As the learnings library grows, agents continuously scan for patterns across experiments — recurring winning themes, segment behaviours, copy signals — and surface them as inputs for the next hypothesis cycle. The programme gets smarter with every test.

The point

AI doesn't make the strategic calls — it makes the team faster at everything surrounding them. The goal is the same as it's always been: more tests, better hypotheses, faster learning. AI is how we get there without growing the headcount to match the ambition.

The Further Manifesto

Most growth teams plateau not because they run out of ideas, but because they run out of learning systems. Knowledge walks out the door, tests repeat themselves, and the organisation stops compounding.

We believe the cure is structure, not creativity. Systematic experimentation beats heroic campaigns. A good hypothesis framework beats a brilliant marketer. A learnings library beats a long memory.

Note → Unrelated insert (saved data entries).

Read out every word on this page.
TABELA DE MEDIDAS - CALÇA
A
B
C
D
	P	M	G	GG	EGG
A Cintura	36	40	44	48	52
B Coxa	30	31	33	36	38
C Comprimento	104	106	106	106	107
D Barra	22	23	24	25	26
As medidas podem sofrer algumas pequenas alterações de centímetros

There is always a further. The ceiling you're hitting today is an information problem. Every test you run is a step toward solving it.

What we value

Three principles

Evidence over opinion

Decisions grounded in data beat gut feel every time. We build systems that accumulate evidence, not teams that debate opinions.

Speed of learning

The companies that win aren't those with the best ideas. They're the ones that learn fastest. Velocity of learning is the durable competitive advantage.

Compounding growth

One experiment is a data point. A hundred experiments is a compounding machine. We build the infrastructure for the hundred, not just the one.